Monday, July 09, 2007

I'm on a roll

Okay, here's the second post for the day, after a two-month absence that ended only last week. This has nothing to do with grammar, again, but something to do with snobbery. Today, my target audience is waitpeople. The theme of my post is: I don't owe you 15% of my bill just because I sat at your table.

I'm a single male. Chances are I eat out about three times as much as you do if you are married, and about twice as much if you're a single female. It's not that I don't like to cook; I just don't cook as much as I used to, a combination of not having time and being lazy when I do.
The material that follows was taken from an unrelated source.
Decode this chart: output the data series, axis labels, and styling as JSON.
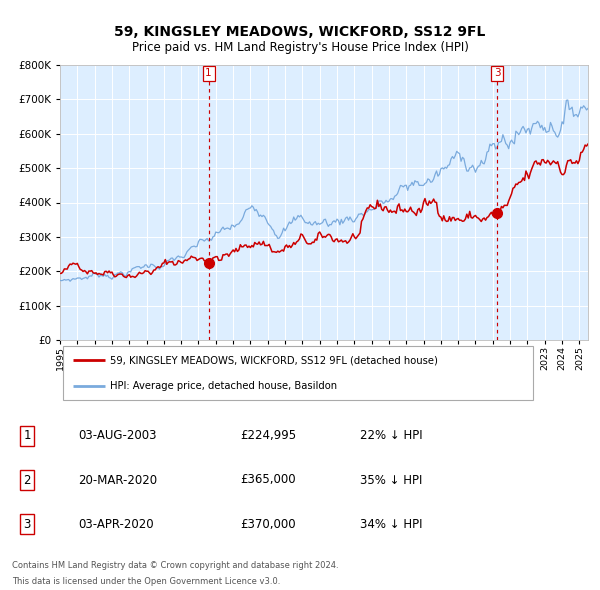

I like the food I make more than restaurant food, and it's way cheaper. But sometimes, I just feel like having my lunch handed to me. My point is, I go to restaurants a lot. So I think I know what's going on in them.

Consider the following two scenarios. I go to a restaurant about 30 minutes before the rush starts. I'm seated in a waiter's section, at the same time as a family of four.

In the first scenario, the waiter appears, looks at the family of four, looks at me, and then goes to wait on the family.

In the second scenario, the waiter appears, looks at the family of four, looks at me, smiles and says "I'll be right with you", and then goes to wait on the family.

Wonder which one will get the better tip?

I think most customers have reasonable expectations of waiters. We know that when someone gets double-sat (and let's not get into a discussion of whether "double-sat" is a word right now), they have to choose someone to wait on first. If I were a waiter, I'd want to get the big party first. But at least spend a second of your life to acknowledge the existence of the guy who's going to lose the race to the kitchen. Hey, if you want to wait on me first, all the better, but you should go say "hi" to the family, in that instance. It's just courtesy, and that always pay$.

How formal should waiters be? I think the rule should be: too formal is better than too informal. Don't call me "honey" or "buddy". Don't touch me while you're waiting on me. Don't sit at my table. Don't -- Do not -- DO NOT put someone else's dirty dishes on my table ! Are you KIDDING?

I'd rather not be called "sir", but when I am, I assume it's someone being formal to be courteous, and that's okay. It's won't cost you anything.

In fact, it's hard not to get a decent tip from me. The best way to try is not to wait on me for a long time after I'm seated. What's a long time? Someone should come by my table within a minute. Yes, a minute. If you don't think that's a long time, go sit by a table for a minute and then you tell me.

Other than that, the only thing that will really screw up your tip (besides just crappy service, obviously) is bringing me my change. Okay, say the dinner was $9.63. I give you a twenty. First, don't ask me if I need any change. Of course I do, I'm not giving you a 100% tip. Second, don't bring me a ten dollar bill and 37 cents -- that's just as bad. Keep in mind that you're probably getting paid out of the change.

Speaking of which, most waiters don't like to make change down to the last penny, and that's fine. But the last time I went to one restaurant in Austin, I had an $8.20 tab, paid with a $10, and got a dollar bill in change. Fine -- that eighty cents you just stole is your tip. Like I said, it was the last time I went there. (Hope my waiter doesn't miss his "buddy".)

And why should a tip be more than 15%, anyway? Now all the waiter rant sites say you should leave 17%. If the service is great, sure. If it's good, 15% is plenty. Don't whine to me about inflation. You're getting 15% of something that's a lot more expensive now than it was 30 years ago.

Thanks for listening, honey.

1 comment:

Anonymous said...

My expectations re waitpeople (I will not go into my opinion of words like that) are those of the population in general: Be polite. Do your job well--for your own sake as well as for those who are paying you. Have some common sense, for heaven's sake.